B- Le manahen ou le comédien
Le manahen est une autre figure de l'art oratoire
à la cour du Danxomè. C'est un comédien qui participait
aussi à toutes les manifestations publiques qu'organisait le roi. Ce
dernier l'invitait pour l'amuser ainsi que la foule. Seul sur la scène,
il s'appliquait à faire rire le roi et toute l'assemblée. Il
s'amusait à imiter la démarche, la voix et les gestes du roi, car
à ce moment précis, tout lui était permis. Il pouvait
même critiquer le roi, à l'instar du fou du roi connu dans les
sociétés occidentales. Devant tout un peuple, il jouait
momentanément le rôle du roi. Il donnait des ordres qu'il
exécutait lui-même, jouant ainsi plusieurs rôles à la
fois. Tantôt il était soldat, tantôt il était
esclave. Il changeait le ton de sa voix selon le personnage qu'il incarnait. Il
est l'exemple type de ce que les anglo-saxons appellent one man
show.
Présent même lors des funérailles, le
manahen apportait un brin d'humour dans cette ambiance
mortifère qui règne dans un contexte pareil. Il
dédramatisait la mort, amenait les gens à oublier un instant le
malheur. Il était imprévisible ; on s'attendait à tout
avec lui. Il pouvait par exemple rigoler quand il traite d'un sujet triste, et
vice-versa. Ainsi prenait-il ceux qui l'écoutaient au
dépourvu.
L'existence de comédien à la cour du
Danxomè donne une autre image de ce royaume connu pour la dureté
des règles établis. Comme l'écrivait Joseph Adandé
(2012 : 17) : « On peut s'étonner que dans une
société aussi militarisée, dans une cour où
l'étiquette est si rigoureuse, il y ait de la place pour le rire
construit autour de la personne même du souverain,
institutionnalisé au point de faire partie du protocole ».
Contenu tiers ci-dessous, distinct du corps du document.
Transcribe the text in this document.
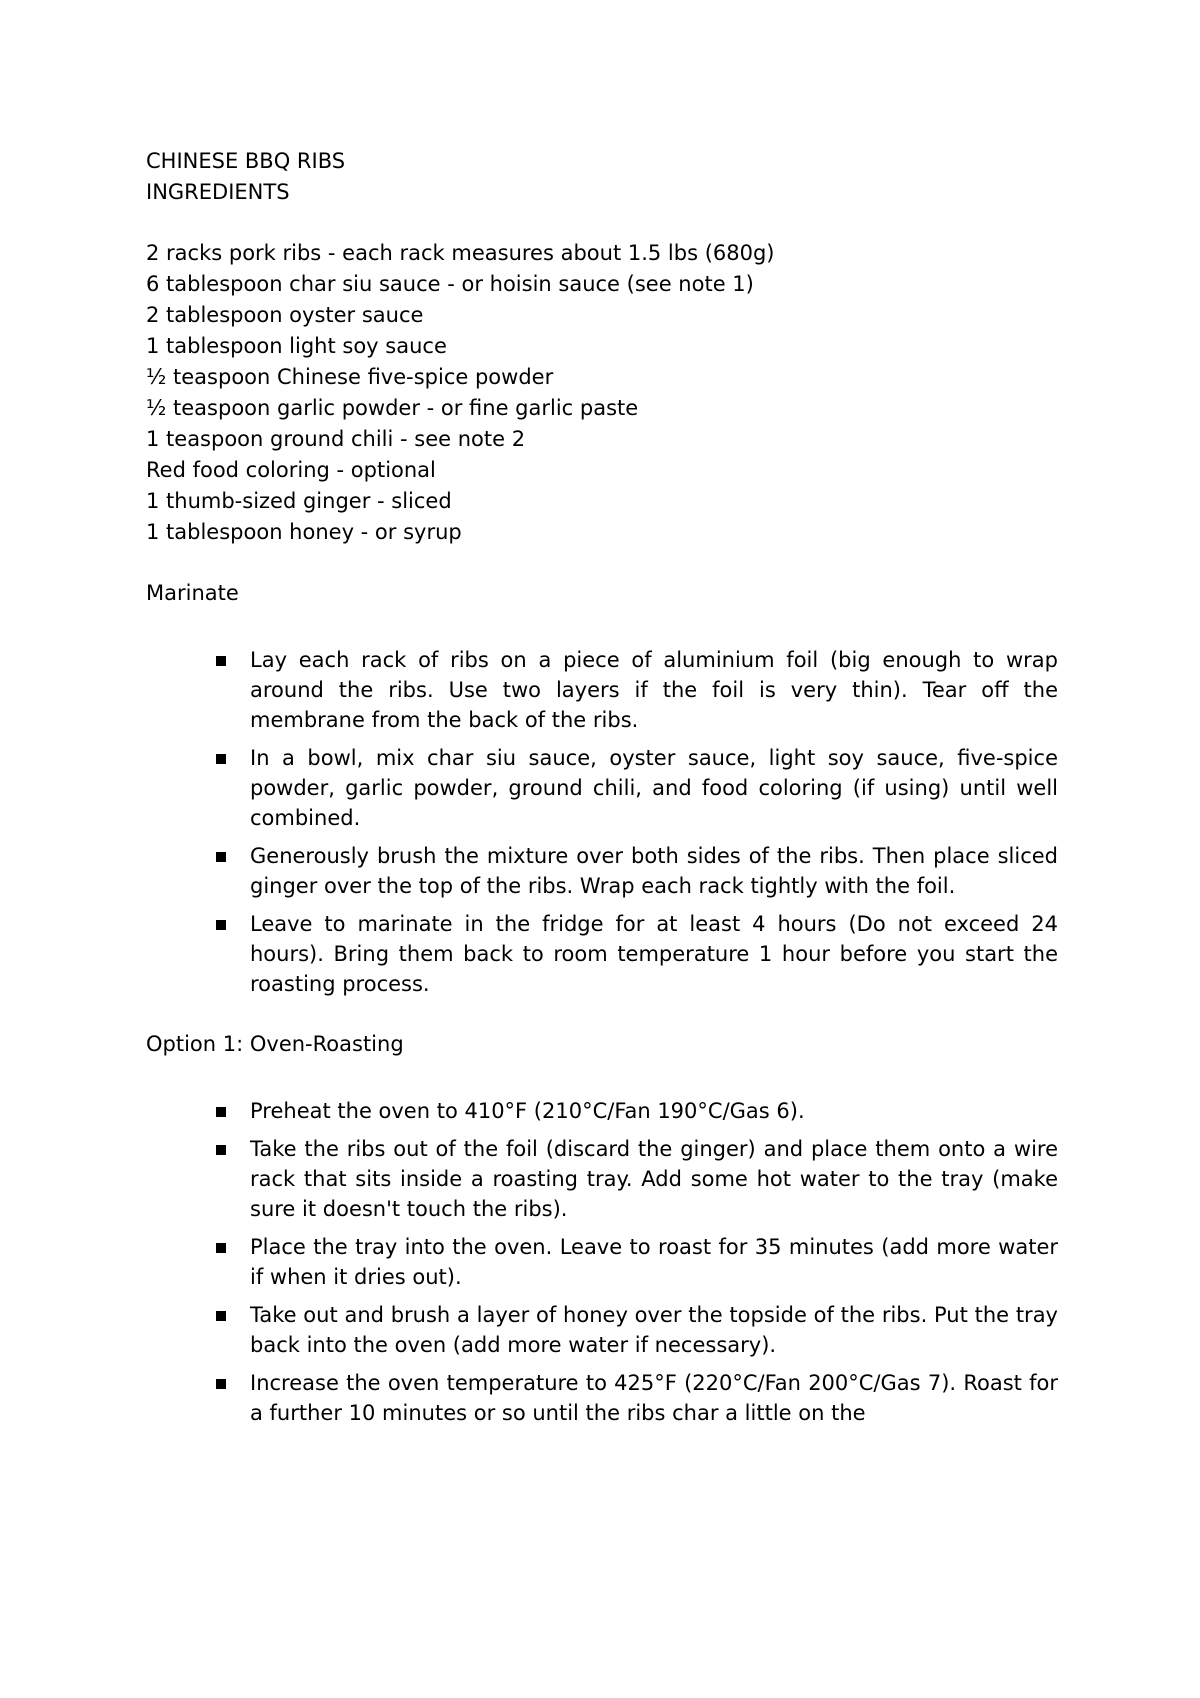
CHINESE BBQ RIBS
INGREDIENTS
2 racks pork ribs - each rack measures about 1.5 lbs (680g)
6 tablespoon char siu sauce - or hoisin sauce (see note 1)
2 tablespoon oyster sauce
1 tablespoon light soy sauce
½ teaspoon Chinese five-spice powder
½ teaspoon garlic powder - or fine garlic paste
1 teaspoon ground chili - see note 2
Red food coloring - optional
1 thumb-sized ginger - sliced
1 tablespoon honey - or syrup
Marinate
Lay each rack of ribs on a piece of aluminium foil (big enough to wrap around the ribs. Use two layers if the foil is very thin). Tear off the membrane from the back of the ribs.
In a bowl, mix char siu sauce, oyster sauce, light soy sauce, five-spice powder, garlic powder, ground chili, and food coloring (if using) until well combined.
Generously brush the mixture over both sides of the ribs. Then place sliced ginger over the top of the ribs. Wrap each rack tightly with the foil.
Leave to marinate in the fridge for at least 4 hours (Do not exceed 24 hours). Bring them back to room temperature 1 hour before you start the roasting process.
Option 1: Oven-Roasting
Preheat the oven to 410°F (210°C/Fan 190°C/Gas 6).
Take the ribs out of the foil (discard the ginger) and place them onto a wire rack that sits inside a roasting tray. Add some hot water to the tray (make sure it doesn't touch the ribs).
Place the tray into the oven. Leave to roast for 35 minutes (add more water if when it dries out).
Take out and brush a layer of honey over the topside of the ribs. Put the tray back into the oven (add more water if necessary).
Increase the oven temperature to 425°F (220°C/Fan 200°C/Gas 7). Roast for a further 10 minutes or so until the ribs char a little on the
Au-delà donc de la rigueur voire du rigorisme dont faisaient preuve les
rois fon, ils ont pu rendre professionnel l'humour, car le manahen
vivait de son art. Cette valeur qu'ils ont accordée aux
comédiens fait qu'aujourd'hui parmi les comédiens
béninois, beaucoup sont de culture fon, car fiers de faire rire les
autres.
Seul à pouvoir critiquer le roi et à le faire
sourire en public, le manahen était admiré pour son
élocution et son audace. Il était un bon parleur qu'on aimait
à écouter, même si ses propos manquaient de logique et
frisaient l'hérésie. Comme quoi, l'art a presque tous les droits,
et les monarques du Danxomè le savaient plus que quiconque.